One single harvest period per year requires a longer storage period – if the crop is to be available throughout the year – than when two or more harvests take place. The harvest in any region of a crop does not take place within a few weeks but usually spans about one month. Where the growing season is long, over 140 days, with early harvests that accept a lower yield in favor of a higher price, the harvest period exceeds two months in regions like northern Europe.

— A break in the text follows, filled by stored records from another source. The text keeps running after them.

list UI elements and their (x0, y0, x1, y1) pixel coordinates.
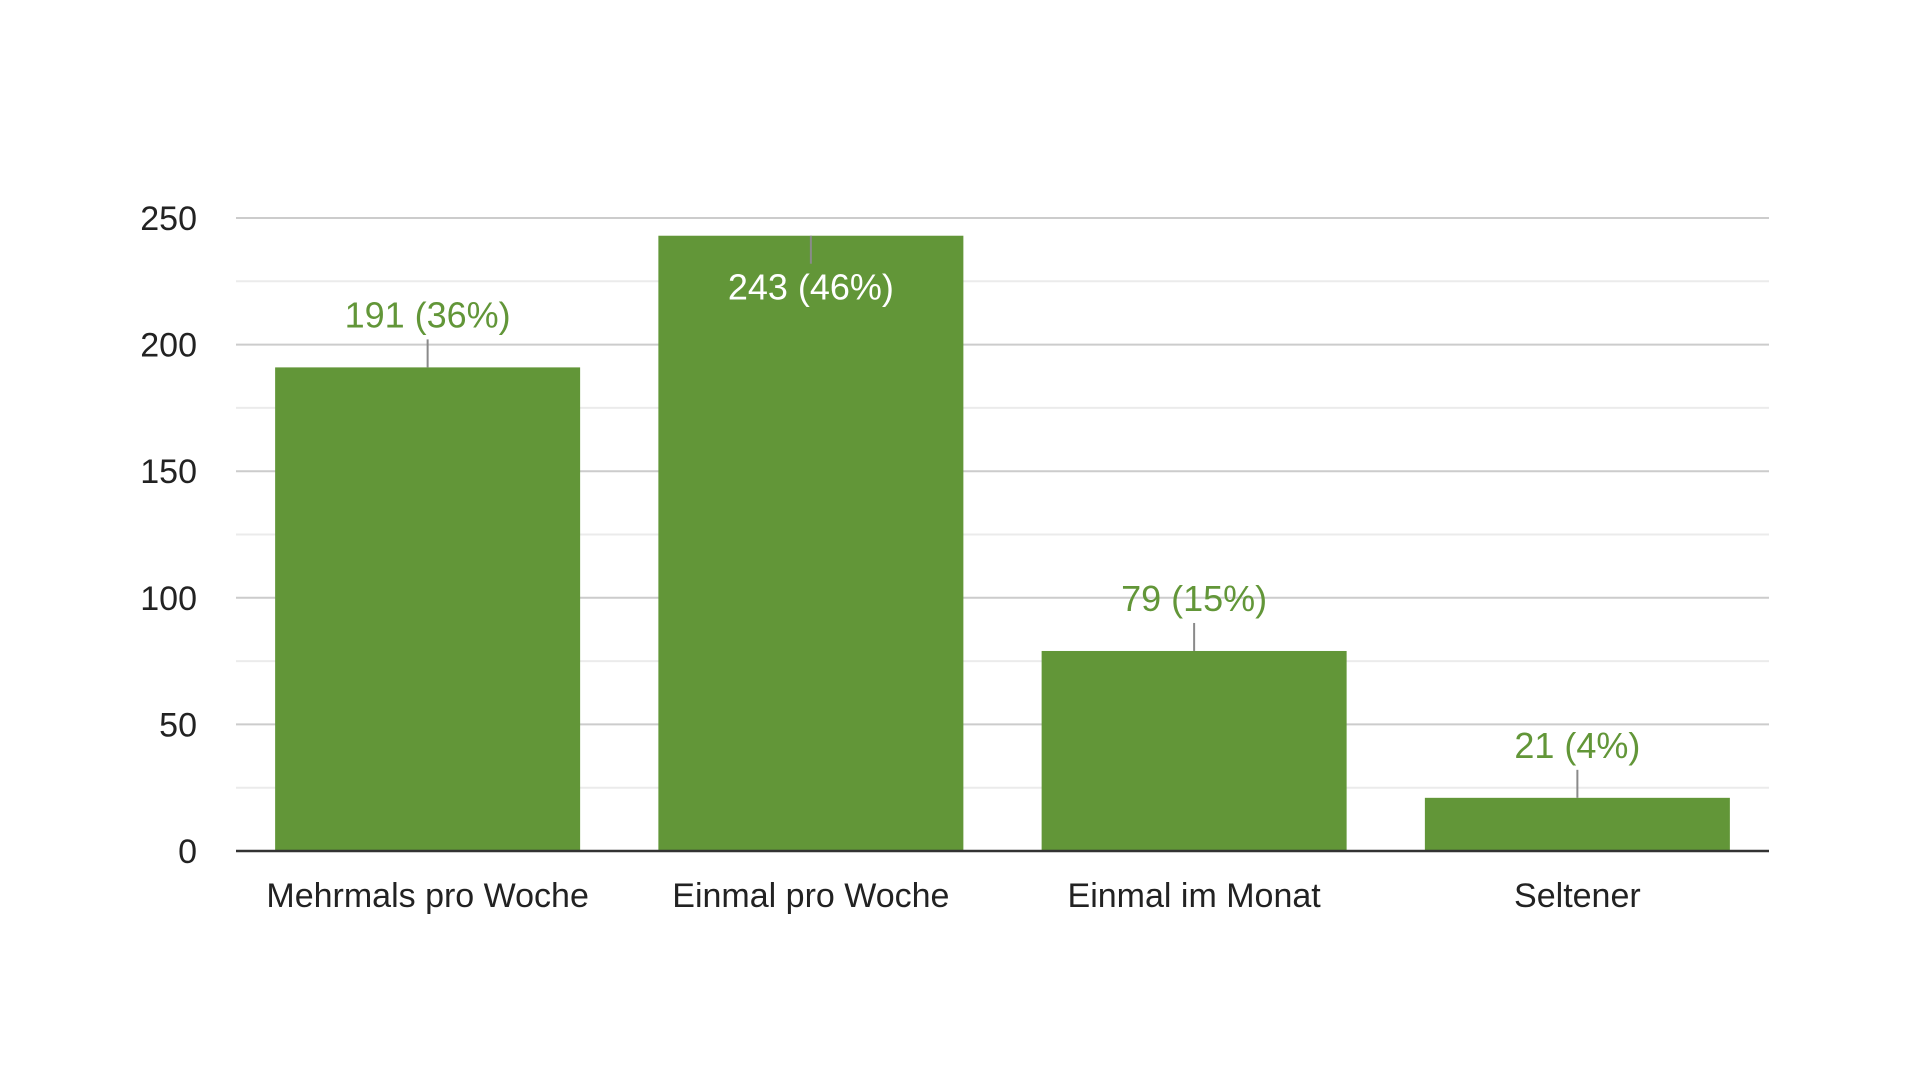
y-tick-label: 0 (178, 833, 197, 871)
data-label: 243 (46%) (728, 267, 894, 308)
data-label: 191 (36%) (345, 294, 511, 335)
x-tick-label: Mehrmals pro Woche (266, 877, 589, 915)
bar (1424, 797, 1730, 851)
y-axis-tick-labels: 0 50 100 150 200 250 (140, 200, 197, 871)
bar (1041, 650, 1347, 851)
bar (658, 235, 964, 851)
x-tick-label: Einmal pro Woche (672, 877, 949, 915)
label-connectors (426, 235, 1579, 798)
x-axis-category-labels: Mehrmals pro Woche Einmal pro Woche Einmal… (266, 877, 1640, 915)
data-label: 79 (15%) (1121, 578, 1267, 619)
data-label: 21 (4%) (1514, 725, 1640, 766)
bars (275, 235, 1730, 851)
data-labels: 191 (36%) 243 (46%) 79 (15%) 21 (4%) (345, 266, 1641, 766)
x-tick-label: Einmal im Monat (1068, 877, 1322, 915)
y-tick-label: 150 (140, 453, 197, 491)
x-tick-label: Seltener (1514, 877, 1641, 915)
bar (275, 367, 581, 851)
y-tick-label: 200 (140, 327, 197, 365)
y-tick-label: 250 (140, 200, 197, 238)
y-tick-label: 50 (159, 706, 197, 744)
y-tick-label: 100 (140, 580, 197, 618)
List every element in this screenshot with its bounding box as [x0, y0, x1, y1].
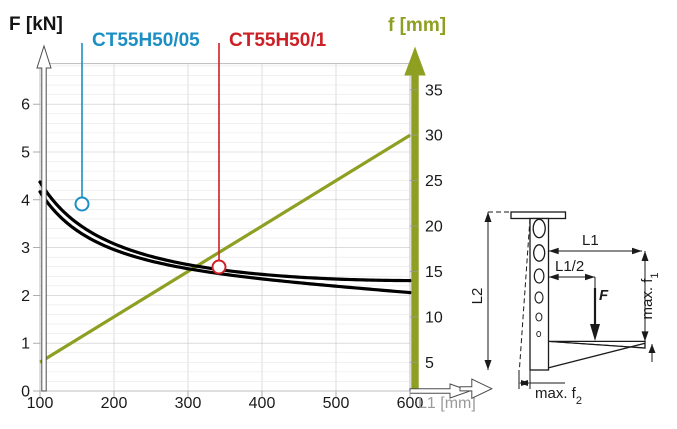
- svg-text:200: 200: [101, 395, 128, 412]
- svg-text:F: F: [599, 287, 609, 304]
- svg-text:L2: L2: [469, 288, 486, 305]
- svg-text:CT55H50/05: CT55H50/05: [92, 30, 200, 51]
- svg-text:300: 300: [175, 395, 202, 412]
- svg-text:L1 [mm]: L1 [mm]: [418, 395, 476, 412]
- svg-text:L1: L1: [582, 232, 599, 249]
- svg-text:20: 20: [425, 219, 443, 236]
- svg-text:400: 400: [249, 395, 276, 412]
- svg-text:30: 30: [425, 128, 443, 145]
- svg-text:35: 35: [425, 82, 443, 99]
- svg-text:500: 500: [323, 395, 350, 412]
- svg-text:f [mm]: f [mm]: [388, 15, 446, 36]
- svg-text:CT55H50/1: CT55H50/1: [229, 30, 327, 51]
- svg-text:5: 5: [21, 145, 30, 162]
- svg-text:3: 3: [21, 240, 30, 257]
- svg-text:F [kN]: F [kN]: [9, 14, 63, 35]
- svg-text:4: 4: [21, 192, 30, 209]
- svg-text:6: 6: [21, 97, 30, 114]
- svg-text:5: 5: [425, 355, 434, 372]
- svg-text:15: 15: [425, 264, 443, 281]
- svg-text:10: 10: [425, 309, 443, 326]
- svg-text:L1/2: L1/2: [555, 258, 584, 275]
- svg-text:25: 25: [425, 173, 443, 190]
- svg-text:1: 1: [21, 336, 30, 353]
- svg-text:2: 2: [21, 288, 30, 305]
- svg-text:100: 100: [27, 395, 54, 412]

With a short growing season and rapidly deteriorating weather due to extremely high temperatures, such as in Gujarat, India, the harvest is carried out within a fortnight. At the South Island in New Zealand, winters are short and summers are mild, here growers have flexibility in planting and harvesting, resulting in a harvest period of over three months. A similar situation occurs in the southeast region of the Buenos Aires province in Argentina. At Sandveld in South Africa, North West of Cape Town, the near ocean tempers the temperature throughout the year, so growers cultivate and harvest throughout the year. Here and in tropical highlands, storage of potatoes is hardly practiced. Although potato prices fluctuate considerably throughout the year, the almost continuous availability of fresh tubers makes storage unprofitable. Storage in dedicated buildings is then too costly and is accompanied by loss of quality compared to that of freshly harvested tubers.